Dr. Roman Beck
Dissertationsprojekt
Transparenz in der biomedizinischen Forschung. Eine notwendige Voraussetzung für den ethischen Diskurs über die Selbstgestaltung des Menschen
Unter der Selbstgestaltung des Menschen versteht man biotechnische Veränderungen jenes Teils der menschlichen Natur, der dem Menschen bisher „naturwüchsig“ vorgegeben ist. Durch diese Verschiebung der natürlichen Grenzen werden Handlungsräume eröffnet, bei der der Einzelne seine Grenzziehungen selbstständig durchführen muss. Bei gesellschaftlichen und individuellen Entscheidungen über solche Grenzziehungen ist man auf Orientierung und sachliche Aufklärung angewiesen. Zwar können biomedizinische Wissenschaftler in ihrer Funktion keine Orientierung geben, sie liefern aber Informationen für die Entscheidungsfindung bei dieser Problemstellung. Die zugrunde liegende Kommunikation kann als „asymmetrisch“ bezeichnet werden, da der Wissenschaftler als Experte wahrgenommen wird, dem die Gesellschaft Vertrauen entgegen bringt. Die Vertrauenswürdigkeit wird maßgeblich durch die Transparenz seiner Aussagen geschaffen. Nun ist zu beobachten, dass das wissenschaftsethisch eingeforderte Transparenzgebot nicht durchgehend erfüllt wird.
Das Transparenzgebot wurde bisher nahezu ausschließlich im Rahmen des Wissenschaftsethos als interne Verantwortung gegenüber der scientific community, jedoch nicht in seiner externen Bedeutung erörtert: In ihrer Funktion als Experten kommen biomedizinischen Wissenschaftlern wichtige Einflussmöglichkeiten auf gesellschaftliche Normierungsprozesse und individuelle Urteilsbildungen zu. Mit ihren Aussagen und Prognosen erzeugen sie Realitäten, die andernfalls so nicht existierten. Werden folglich wissenschaftliche Aussagen im bioethischen Diskurs nicht transparent verfasst, kann dies für die Entscheidungsfindung hinsichtlich der Selbstgestaltung des Menschen gravierende Folgen haben.

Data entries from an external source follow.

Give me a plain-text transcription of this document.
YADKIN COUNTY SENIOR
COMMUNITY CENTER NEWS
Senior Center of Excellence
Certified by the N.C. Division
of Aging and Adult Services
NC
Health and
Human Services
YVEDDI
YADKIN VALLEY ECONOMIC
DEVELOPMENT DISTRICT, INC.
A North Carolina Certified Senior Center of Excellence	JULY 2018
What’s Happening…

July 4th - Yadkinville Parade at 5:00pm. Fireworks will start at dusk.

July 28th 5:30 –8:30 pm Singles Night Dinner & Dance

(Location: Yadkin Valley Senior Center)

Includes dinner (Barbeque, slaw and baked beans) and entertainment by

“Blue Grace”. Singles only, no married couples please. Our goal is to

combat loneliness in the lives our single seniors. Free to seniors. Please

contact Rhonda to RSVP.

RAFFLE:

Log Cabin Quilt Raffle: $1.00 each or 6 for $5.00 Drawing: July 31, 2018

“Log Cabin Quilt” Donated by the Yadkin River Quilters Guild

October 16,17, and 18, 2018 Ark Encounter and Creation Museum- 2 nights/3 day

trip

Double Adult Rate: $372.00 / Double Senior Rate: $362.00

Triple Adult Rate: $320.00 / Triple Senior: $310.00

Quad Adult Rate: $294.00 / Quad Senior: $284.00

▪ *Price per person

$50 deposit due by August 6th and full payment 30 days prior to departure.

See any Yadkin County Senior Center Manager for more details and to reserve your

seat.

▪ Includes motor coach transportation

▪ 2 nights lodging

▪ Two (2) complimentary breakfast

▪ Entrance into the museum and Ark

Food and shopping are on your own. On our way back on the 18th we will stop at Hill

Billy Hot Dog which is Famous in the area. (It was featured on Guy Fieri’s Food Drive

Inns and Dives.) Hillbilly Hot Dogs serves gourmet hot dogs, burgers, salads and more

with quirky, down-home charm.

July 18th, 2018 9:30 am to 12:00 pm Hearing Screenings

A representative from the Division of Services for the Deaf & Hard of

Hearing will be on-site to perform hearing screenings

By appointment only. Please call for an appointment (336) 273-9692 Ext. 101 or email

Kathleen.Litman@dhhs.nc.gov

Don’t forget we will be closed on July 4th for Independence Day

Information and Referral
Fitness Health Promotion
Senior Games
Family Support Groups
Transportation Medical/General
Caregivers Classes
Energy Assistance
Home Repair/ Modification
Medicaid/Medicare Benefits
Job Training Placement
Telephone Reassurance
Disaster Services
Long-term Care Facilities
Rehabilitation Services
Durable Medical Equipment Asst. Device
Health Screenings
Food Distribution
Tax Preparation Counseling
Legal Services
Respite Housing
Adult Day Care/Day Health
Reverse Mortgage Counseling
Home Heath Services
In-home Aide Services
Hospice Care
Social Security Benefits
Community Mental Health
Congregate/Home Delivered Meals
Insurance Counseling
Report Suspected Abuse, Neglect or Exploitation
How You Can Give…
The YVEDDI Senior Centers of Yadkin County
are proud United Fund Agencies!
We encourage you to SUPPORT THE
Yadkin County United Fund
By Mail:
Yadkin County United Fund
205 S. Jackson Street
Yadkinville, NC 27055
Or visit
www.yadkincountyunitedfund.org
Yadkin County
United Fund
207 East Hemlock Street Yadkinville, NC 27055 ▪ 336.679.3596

Es ist daher erforderlich, (a) die Bedeutung des Transparenzgebots in ihrer Breite und Tiefe für den bioethischen Diskurs zu untersuchen. Dazu ist das vielschichtige Verhältnis zwischen Akteuren in der biowissenschaftlichen Forschung, Gesellschaft und Individuum zu bestimmen. Es ist (b) zu prüfen, wie Transparenz in dieser Hinsicht ethisch eingefordert und begründet werden kann. Ziel des Projektes ist es, ein Fundament für den ethischen Diskurs über die Selbstgestaltung des Menschen zu schaffen, in welchem die Gesellschaft und das Individuum auf transparente Informationen der Wissenschaft zurückgreifen und auf dieser Grundlage ethische Urteile bilden können.
Zur Person
Studium der Biologie (Diplom) und Katholischen Theologie (Diplom) in Tübingen und London. Seit April 2007 Mitglied am Graduiertenkolleg „Bioethik“. Das Dissertationsprojekt wird von Prof. Dr. Dietmar Mieth betreut.